Выбрать главу

Многие наши поэты искали и предлагали в своих стихах слово, которое бы претендовало на то, чтобы стать поэтической формулой войны. Василий Лебедев-Кумач: «Идет война народная, священная война». Александр Твардовский: «Бой идет святой и правый, смертный бой не ради славы, ради жизни на земле». Константин Симонов: «Да, война не такая, какой мы писали ее, — это горькая штука…». Михаил Кульчицкий: «Война ж совсем не фейерверк, а просто трудная работа…». Борис Слуцкий: «А война — была. Четыре года. Долгая была война». Давид Самойлов: у него война — это «роковые, свинцовые, пороховые» годы.

Окуджава предложил свое определение: «Ах, война, что ж ты сделала, подлая…». Развернутое и реализованное в его стихах и песнях, в автобиографической повести «Будь здоров, школяр» — это «подлая» ошарашивало, потому что резко расходилось с утвердившимся в нашей пропаганде и нашем искусстве взгляде на войну. Как он однажды заметил: «Все мои стихи и песни не столько о войне, сколько против нее». Подлая война особым образом настроила его будущее писательское зрение. Она выветрила из меня навсегда, — рассказывал он, — те осколки романтики, которые во мне все же еще, как и в любом юнце моего возраста, сидели. «Я увидел, что война — это суровое жестокое единоборство, и радость побед у меня постоянно перемешана с горечью потерь, очевидцем которых я был. И впоследствии, когда я все это осознал, не могу сказать, что я стал пацифистом, это было бы смешно, но во мне выработалась не умозрительная, а органическая ненависть к войне. И это наложило отпечаток на всю мою жизнь, и литературную тоже».

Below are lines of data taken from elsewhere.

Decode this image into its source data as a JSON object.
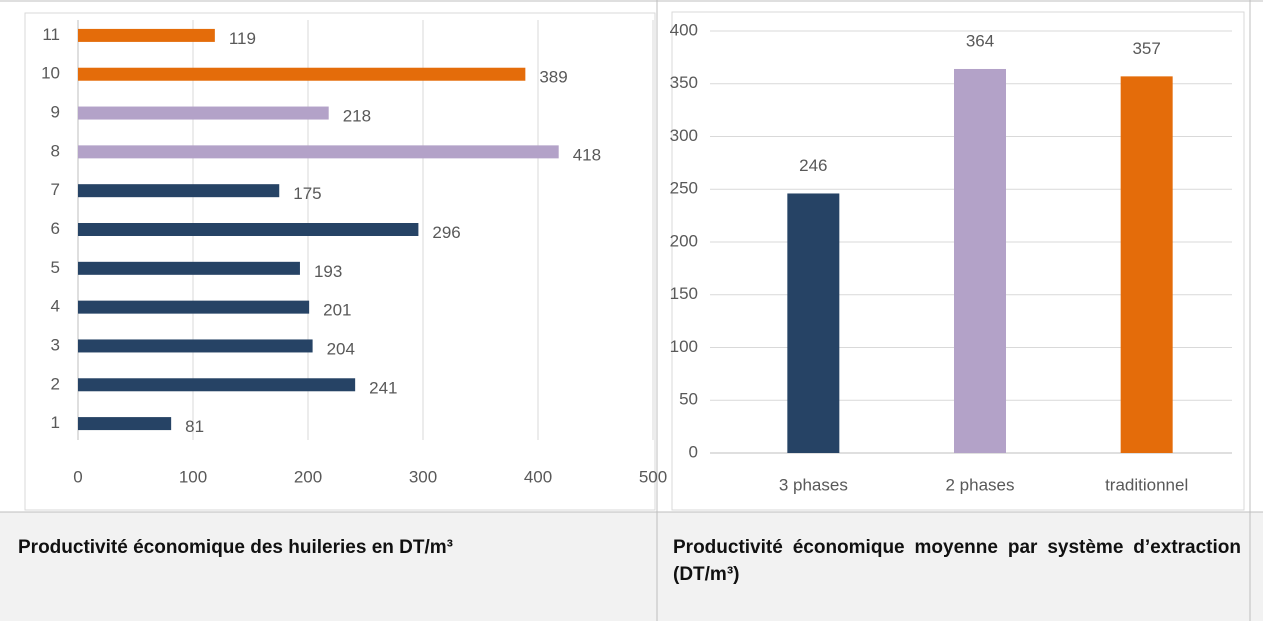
{
  "chart_data": [
    {
      "type": "barh",
      "categories": [
        "1",
        "2",
        "3",
        "4",
        "5",
        "6",
        "7",
        "8",
        "9",
        "10",
        "11"
      ],
      "values": [
        81,
        241,
        204,
        201,
        193,
        296,
        175,
        418,
        218,
        389,
        119
      ],
      "colors": [
        "#264365",
        "#264365",
        "#264365",
        "#264365",
        "#264365",
        "#264365",
        "#264365",
        "#b3a2c8",
        "#b3a2c8",
        "#e46c0a",
        "#e46c0a"
      ],
      "xlim": [
        0,
        500
      ],
      "xticks": [
        0,
        100,
        200,
        300,
        400,
        500
      ],
      "grid": true
    },
    {
      "type": "bar",
      "categories": [
        "3 phases",
        "2 phases",
        "traditionnel"
      ],
      "values": [
        246,
        364,
        357
      ],
      "colors": [
        "#264365",
        "#b3a2c8",
        "#e46c0a"
      ],
      "ylim": [
        0,
        400
      ],
      "yticks": [
        0,
        50,
        100,
        150,
        200,
        250,
        300,
        350,
        400
      ],
      "grid": true
    }
  ],
  "captions": [
    "Productivité économique des huileries en DT/m³",
    "Productivité économique moyenne par système d’extraction (DT/m³)"
  ]
}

Изданная Окуджавой в поздние годы книга «Девушка моей мечты», жанр которой в подзаголовке определяется как «автобиографические повествования») открывается рассказом о первом дне войны. Он, этот день, стал истинным началом биографии того поколения, к которому принадлежит Окуджава. Многое из того, что случилось потом, и в войну и после нее, забылось, стерлось. А ее первый день врезался в память навсегда. Он разом отсек прошлое, словно бы установил иное, особое исчисление времени — не на часы и дни, на поражения и победы, на павших и уцелевших, он был началом беспощадного исторического суда над каждым из нас и над общей нашей судьбой. Но это мы потом осознали его как грозный исторический рубеж, а тогда это был самый обычный день — никаких вещих предзнаменований. День как день… Таким его хранила память Окуджавы, таким он предстает на первой странице его «автобиографического повествования»:

«Прошлое, давно прошедшее, минувшее, былое, история — какие торжественные понятия, перед которыми, наверное, следует стоять с непокрытой головой. Да неужели, думаю я, такое уж это прошлое? Такая уж это история? Да ведь это было совсем недавно: лето в Тбилиси, жара, позднее утро. Я и дядя Николай перетряхивали чемоданы. Тетя Сильвия отбирала летние вещи. Мне было семнадцать лет. Вдруг отворилась дверь и вошла без стука наша соседка. Мы шумно ее приветствовали. Она сказала белыми губами:

— Вы что, ничего не слышали?

— Слышали, — сказал дядя Николай. Столько чего слышали… А что вы имеете в виду?

— Война, — сказала она.

— А-а-а, — засмеялся дядя Николай, — Таити напало на Гаити?

— Перестань, — сказала тетя Сильвия. — Что случилось, дорогая?

— Война, война, — прошелестела соседка. — Включите же радио!

По радио гремели военные марши. Я выглянул в окно — все было прежним!»

Никакого пафоса — заурядная поездка к морю на отдых, старые чемоданы, летние вещи — действительно не надо становиться навытяжку с непокрытой головой. И все-таки именно такой была реальная история. Вроде бы все вокруг оставалось прежним, но жизнь круто и бесповоротно менялась, и эти перемены складывались в то, что потом называли народной бедой и народным мужеством.

Вместе с приятелем рассказчик разносит военкоматские призывные повестки. Мимолетная сцена: «В одном из дворов среди низко подвешенных сохнувших простынь и рубашек стояла перед нами еще молодая женщина с большим животом и мальчиком на руках, и за юбку ее держались две девочки. Все, кто был во дворе, увидев нас, замолчали, поэтому стало очень тихо.

— Кого хотите? — спросила женщина, как будто не расслышала фамилию, которую мы назвали, а сама смотрела не на нас, а на розовую, трепещущую под ветром повестку.